5
votes

I did my work, read the documentation at https://spark.apache.org/docs/latest/configuration.html

in spark-folder/conf/spark-env.sh:

  • SPARK_DRIVER_MEMORY, Memory for Master (e.g. 1000M, 2G) (Default: 512 Mb)
  • SPARK_EXECUTOR_MEMORY, Memory per Worker (e.g. 1000M, 2G) (Default: 1G)
  • SPARK_WORKER_MEMORY, to set how much total memory workers have to give executors (e.g. 1000m, 2g)
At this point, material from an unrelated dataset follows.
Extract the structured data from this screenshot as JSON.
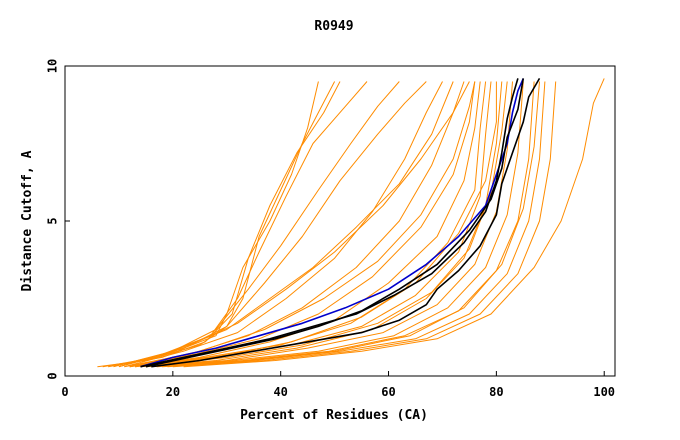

what is the relationship of above 3 parameters?

As I understand, DRIVER_MEMORY is the max memory master node/process can request. But for driver, how about multiple machine situation, eg. 1 master machine and 2 worker machine, worker machine should also have some memory available for spark driver?

EXECUTOR_MEMORY and WORKER_MEMORY are the same to me, just different names, could this also be explained please?

Thank you very much.

1

1 Answers

7
votes

First, you should know that 1 Worker (you can say 1 machine or 1 Worker Node) can launch multiple Executors (or multiple Worker Instances - the term they use in the docs).

  • SPARK_WORKER_MEMORY is only used in standalone deploy mode
  • SPARK_EXECUTOR_MEMORY is used in YARN deploy mode

In Standalone mode, you set SPARK_WORKER_MEMORY to the total amount of memory can be used on one machine (All Executors on this machine) to run your spark applications.

In contrast, In YARN mode, you set SPARK_DRIVER_MEMORY to the memory of one Executor

  • SPARK_DRIVER_MEMORY is used in YARN deploy mode, specifying the memory for the Driver that runs your application & communicates with Cluster Manager.